En chemin, il me semble que le tronc oscille de gauche à droite. C'est d'abord un mouvement imperceptible, que je mets sur le compte de ma course. Mais il s'amplifie tellement qu'à la fin, je ne doute plus : mon arbre convulse. Il ne me reste que quelques enjambées pour l'atteindre. Il vibre tellement maintenant que ses contours deviennent flous. Soudain, alors que je suis à portée de main, il disparait dans un bruit de succion. Le sol se referme sous lui et en une fraction de seconde, c'est comme s'il n'avait jamais existé.

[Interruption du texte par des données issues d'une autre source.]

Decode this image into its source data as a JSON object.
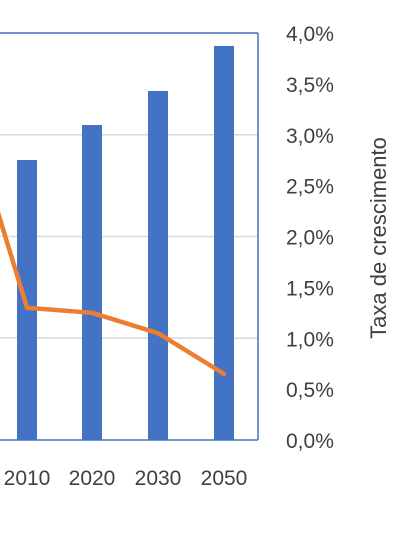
{
  "chart_data": {
    "type": "bar",
    "categories": [
      "2010",
      "2020",
      "2030",
      "2050"
    ],
    "series": [
      {
        "type": "bar",
        "color": "#4472C4",
        "values": [
          null,
          null,
          null,
          null
        ]
      },
      {
        "type": "line",
        "axis": "right",
        "color": "#ED7D31",
        "values": [
          1.3,
          1.25,
          1.05,
          0.65
        ]
      }
    ],
    "y2label": "Taxa de crescimento",
    "y2lim": [
      0,
      4.0
    ],
    "y2ticks": [
      "0,0%",
      "0,5%",
      "1,0%",
      "1,5%",
      "2,0%",
      "2,5%",
      "3,0%",
      "3,5%",
      "4,0%"
    ],
    "gridlines": true,
    "bar_relative_heights_note": null
  }
}
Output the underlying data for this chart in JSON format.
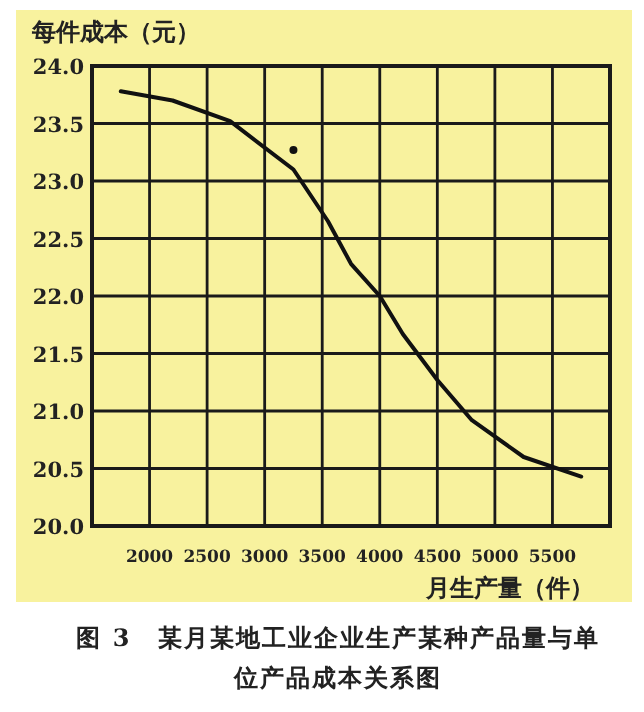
{
  "chart_data": {
    "type": "line",
    "title": "图 3　某月某地工业企业生产某种产品量与单位产品成本关系图",
    "xlabel": "月生产量（件）",
    "ylabel": "每件成本（元）",
    "xlim": [
      1500,
      6000
    ],
    "xticks": [
      2000,
      2500,
      3000,
      3500,
      4000,
      4500,
      5000,
      5500
    ],
    "ylim": [
      20,
      24
    ],
    "yticks": [
      {
        "value": 20,
        "label": "20.0"
      },
      20.5,
      {
        "value": 21,
        "label": "21.0"
      },
      21.5,
      {
        "value": 22,
        "label": "22.0"
      },
      22.5,
      {
        "value": 23,
        "label": "23.0"
      },
      23.5,
      {
        "value": 24,
        "label": "24.0"
      }
    ],
    "grid": true,
    "series": [
      {
        "color": "#111111",
        "marker": "none",
        "x": [
          1750,
          2200,
          2700,
          3250,
          3550,
          3750,
          4000,
          4200,
          4500,
          4800,
          5250,
          5750
        ],
        "values": [
          23.78,
          23.7,
          23.52,
          23.1,
          22.65,
          22.28,
          22.0,
          21.67,
          21.27,
          20.92,
          20.6,
          20.43
        ]
      },
      {
        "type": "scatter",
        "color": "#111111",
        "marker": "circle",
        "x": [
          3250
        ],
        "values": [
          23.27
        ]
      }
    ]
  }
}
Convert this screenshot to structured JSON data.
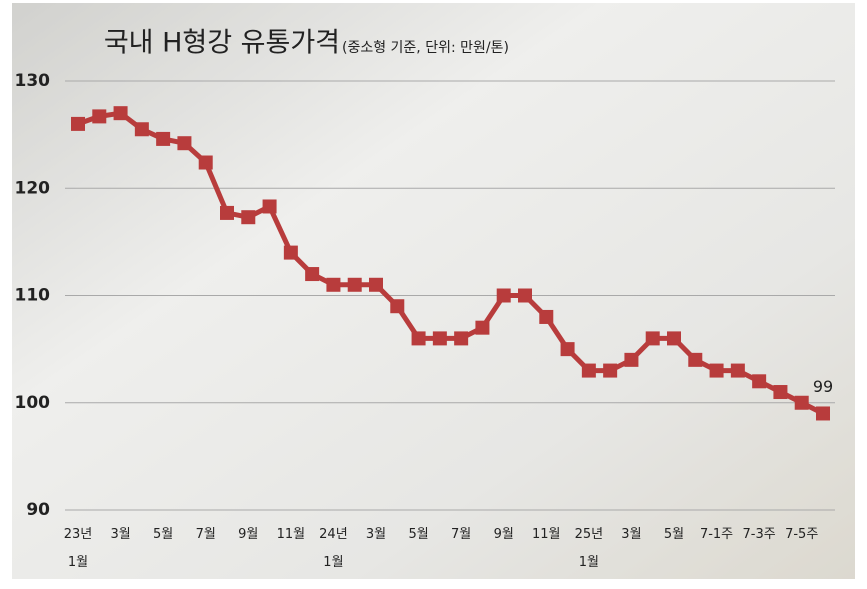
{
  "chart_data": {
    "type": "line",
    "title": "국내 H형강 유통가격",
    "subtitle": "(중소형 기준, 단위: 만원/톤)",
    "categories": [
      "23년\n1월",
      null,
      "3월",
      null,
      "5월",
      null,
      "7월",
      null,
      "9월",
      null,
      "11월",
      null,
      "24년\n1월",
      null,
      "3월",
      null,
      "5월",
      null,
      "7월",
      null,
      "9월",
      null,
      "11월",
      null,
      "25년\n1월",
      null,
      "3월",
      null,
      "5월",
      null,
      "7-1주",
      null,
      "7-3주",
      null,
      "7-5주",
      null
    ],
    "series": [
      {
        "color": "#b83c3c",
        "values": [
          126,
          126.7,
          127,
          125.5,
          124.6,
          124.2,
          122.4,
          117.7,
          117.3,
          118.3,
          114,
          112,
          111,
          111,
          111,
          109,
          106,
          106,
          106,
          107,
          110,
          110,
          108,
          105,
          103,
          103,
          104,
          106,
          106,
          104,
          103,
          103,
          102,
          101,
          100,
          99
        ]
      }
    ],
    "ylim": [
      90,
      130
    ],
    "yticks": [
      90,
      100,
      110,
      120,
      130
    ],
    "grid": true
  }
}
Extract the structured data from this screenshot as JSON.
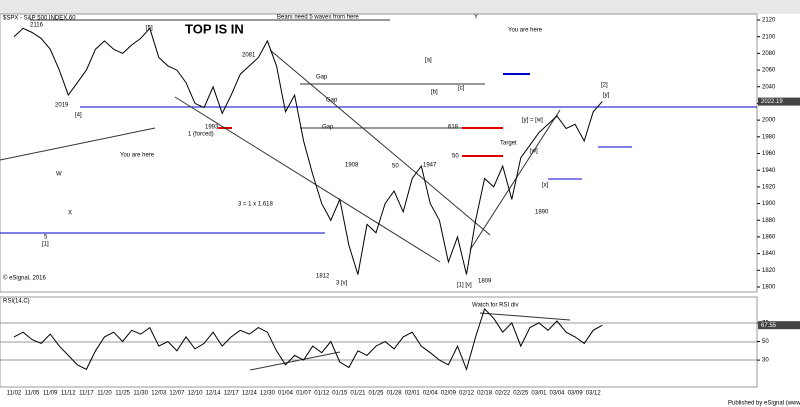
{
  "chart_data": [
    {
      "type": "line",
      "title": "$SPX - S&P 500 INDEX,60",
      "color": "#000000",
      "categories": [
        "11/02",
        null,
        "11/05",
        null,
        "11/09",
        null,
        "11/12",
        null,
        "11/17",
        null,
        "11/20",
        null,
        "11/25",
        null,
        "11/30",
        null,
        "12/03",
        null,
        "12/07",
        null,
        "12/10",
        null,
        "12/14",
        null,
        "12/17",
        null,
        "12/24",
        null,
        "12/30",
        null,
        "01/04",
        null,
        "01/07",
        null,
        "01/12",
        null,
        "01/15",
        null,
        "01/21",
        null,
        "01/25",
        null,
        "01/28",
        null,
        "02/01",
        null,
        "02/04",
        null,
        "02/09",
        null,
        "02/12",
        null,
        "02/18",
        null,
        "02/22",
        null,
        "02/25",
        null,
        "03/01",
        null,
        "03/04",
        null,
        "03/09",
        null,
        "03/12",
        null
      ],
      "values": [
        2100,
        2110,
        2105,
        2098,
        2085,
        2060,
        2030,
        2045,
        2060,
        2085,
        2095,
        2085,
        2080,
        2090,
        2098,
        2110,
        2075,
        2065,
        2060,
        2045,
        2020,
        2015,
        2040,
        2008,
        2030,
        2055,
        2065,
        2075,
        2095,
        2065,
        2010,
        2030,
        1975,
        1935,
        1900,
        1880,
        1905,
        1850,
        1815,
        1875,
        1865,
        1900,
        1915,
        1890,
        1930,
        1945,
        1900,
        1880,
        1830,
        1860,
        1815,
        1880,
        1930,
        1920,
        1945,
        1905,
        1955,
        1970,
        1985,
        1995,
        2005,
        1990,
        1995,
        1975,
        2010,
        2022.19
      ],
      "value_labels": {
        "65": "2022.19"
      },
      "ylim": [
        1800,
        2120
      ],
      "yticks": [
        1800,
        1820,
        1840,
        1860,
        1880,
        1900,
        1920,
        1940,
        1960,
        1980,
        2000,
        2020,
        2040,
        2060,
        2080,
        2100,
        2120
      ],
      "grid": false,
      "annotations": [
        "TOP IS IN",
        "Bears need 5 waves from here",
        "You are here",
        "You are here",
        "Gap",
        "Gap",
        "Gap",
        "Target",
        "3 = 1 x 1.618",
        "1 (forced)",
        "2116",
        "2019",
        "1993",
        "1812",
        "1809",
        "1947",
        "1908",
        "1890",
        "2081",
        "618",
        "50",
        "50",
        "5",
        "[1]",
        "W",
        "X",
        "Y",
        "[4]",
        "[5]",
        "3 [v]",
        "[1] [v]",
        "[2]",
        "[y]",
        "[y] = [w]",
        "[w]",
        "[x]",
        "[a]",
        "[b]",
        "[c]",
        "© eSignal, 2016"
      ]
    },
    {
      "type": "line",
      "title": "RSI(14,C)",
      "color": "#000000",
      "values": [
        55,
        60,
        52,
        48,
        58,
        45,
        35,
        25,
        20,
        40,
        55,
        60,
        50,
        62,
        58,
        65,
        45,
        50,
        40,
        55,
        42,
        48,
        60,
        45,
        55,
        62,
        58,
        65,
        60,
        40,
        25,
        35,
        30,
        45,
        38,
        50,
        28,
        22,
        40,
        35,
        45,
        50,
        42,
        55,
        60,
        45,
        38,
        30,
        25,
        45,
        20,
        55,
        85,
        75,
        60,
        70,
        45,
        65,
        70,
        62,
        72,
        60,
        55,
        48,
        62,
        67.55
      ],
      "value_labels": {
        "65": "67.55"
      },
      "ylim": [
        0,
        100
      ],
      "yticks": [
        30,
        50,
        70
      ],
      "annotations": [
        "Watch for RSI div",
        "Published by eSignal (www.esignal.com)"
      ]
    }
  ]
}
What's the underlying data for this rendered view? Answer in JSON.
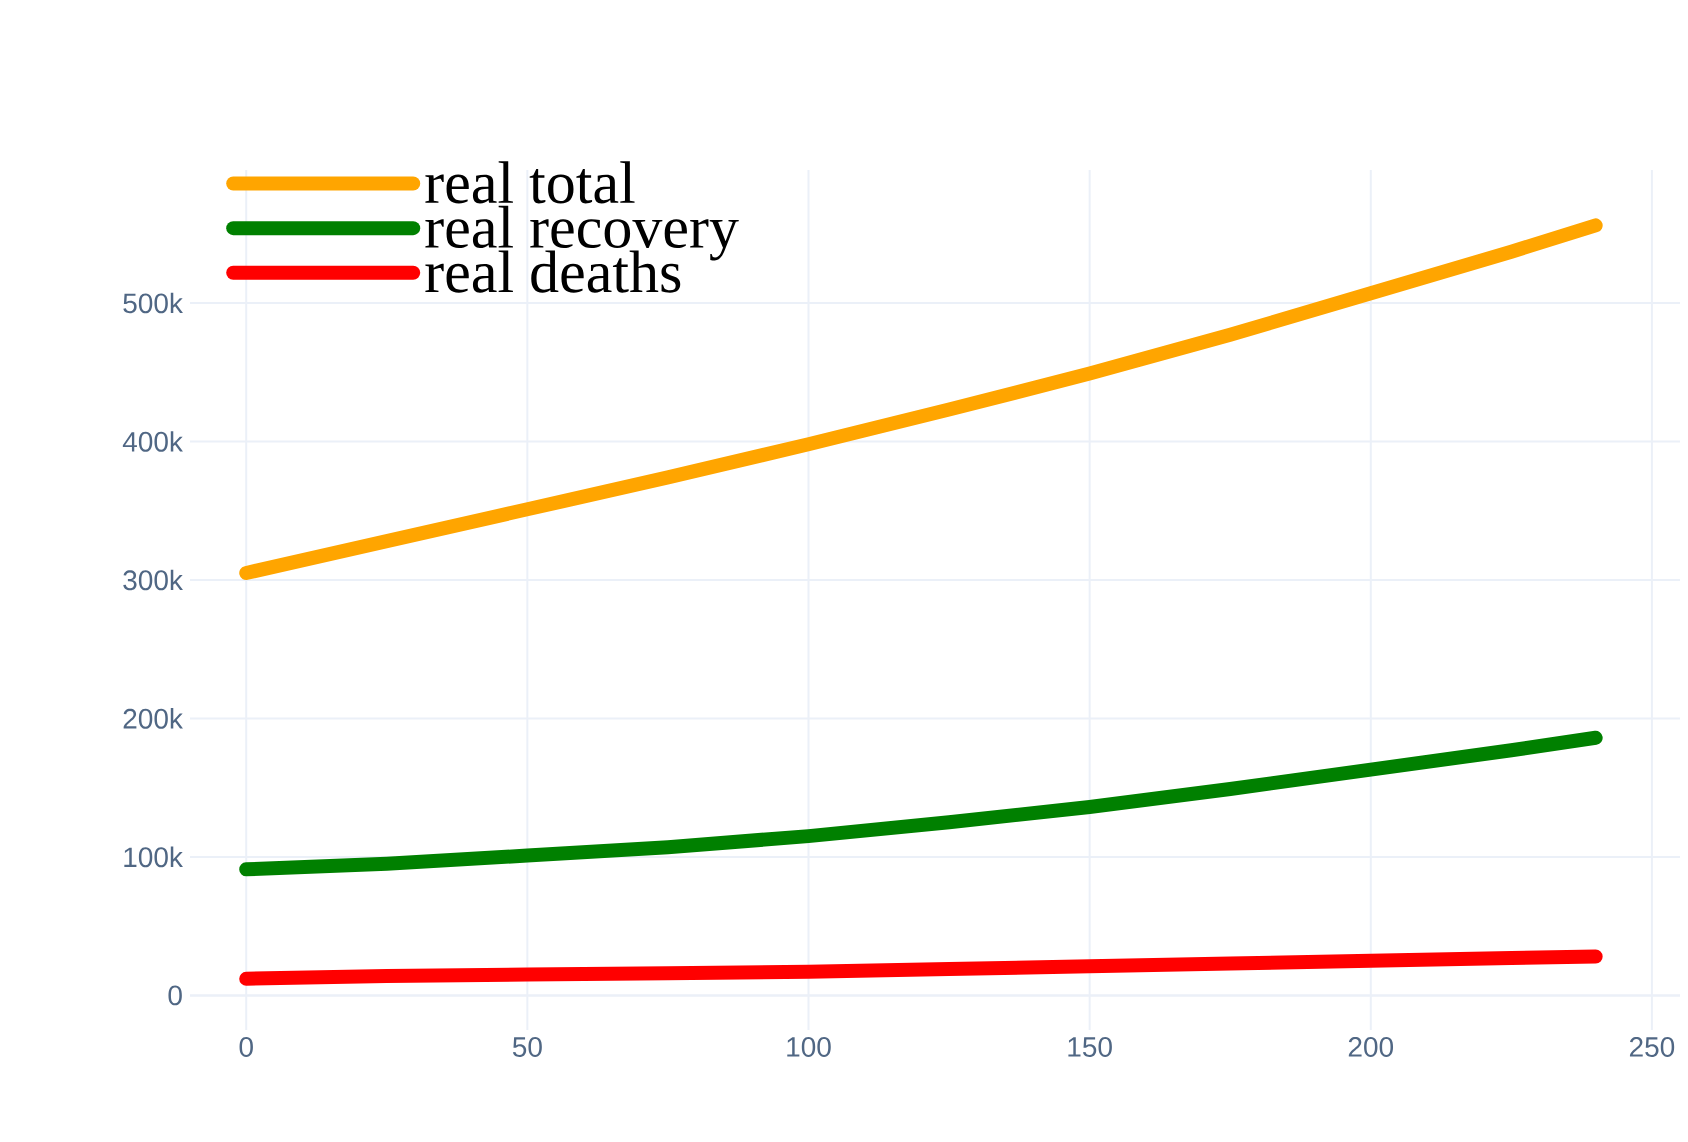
{
  "chart_data": {
    "type": "line",
    "x": [
      0,
      25,
      50,
      75,
      100,
      125,
      150,
      175,
      200,
      225,
      240
    ],
    "series": [
      {
        "name": "real total",
        "color": "#ffa500",
        "values": [
          305000,
          328000,
          351000,
          374000,
          398000,
          423000,
          449000,
          477000,
          507000,
          537000,
          556000
        ]
      },
      {
        "name": "real recovery",
        "color": "#008000",
        "values": [
          91000,
          95000,
          101000,
          107000,
          115000,
          125000,
          136000,
          149000,
          163000,
          177000,
          186000
        ]
      },
      {
        "name": "real deaths",
        "color": "#ff0000",
        "values": [
          12000,
          14000,
          15000,
          16000,
          17000,
          19000,
          21000,
          23000,
          25000,
          27000,
          28000
        ]
      }
    ],
    "xlim": [
      -10,
      255
    ],
    "ylim": [
      -25000,
      596000
    ],
    "xticks": [
      0,
      50,
      100,
      150,
      200,
      250
    ],
    "yticks": [
      0,
      {
        "value": 100000,
        "label": "100k"
      },
      {
        "value": 200000,
        "label": "200k"
      },
      {
        "value": 300000,
        "label": "300k"
      },
      {
        "value": 400000,
        "label": "400k"
      },
      {
        "value": 500000,
        "label": "500k"
      }
    ],
    "grid": true,
    "legend": "top left",
    "marker": "none",
    "line_style": "solid"
  }
}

Il n'en reste rien, si ce n'est un souvenir qui s'efface déjà de ma mémoire.
Un homme se tient à peu de distance de là. Je suis encore trop surpris par ce qui vient de se passer pour comprendre ce qu'il fait, mais il a l'air de ranger assez méthodiquement du matériel. J'accroche son regard et soudain, je le vois sursauter. Je me reprends et je m'adresse à lui :
- Vous avez vu ce qui vient de se passer ? L'arbre ?
- Non, non, non, non, non ! Je n'ai rien vu et je ne dirai rien. Au revoir, monsieur.
Il termine de remballer ce qui m'a l'air d'être une sorte de détonateur et s'enfuit en vitesse. Je décide de le suivre, mais il est rapide, se dirigeant vers les arcades. Il passe par celle du milieu et lorsque je me retrouve moi aussi sur la cour, celle-ci est déserte. Encore une fois, je me retrouve seul et ébahi face à une situation démente.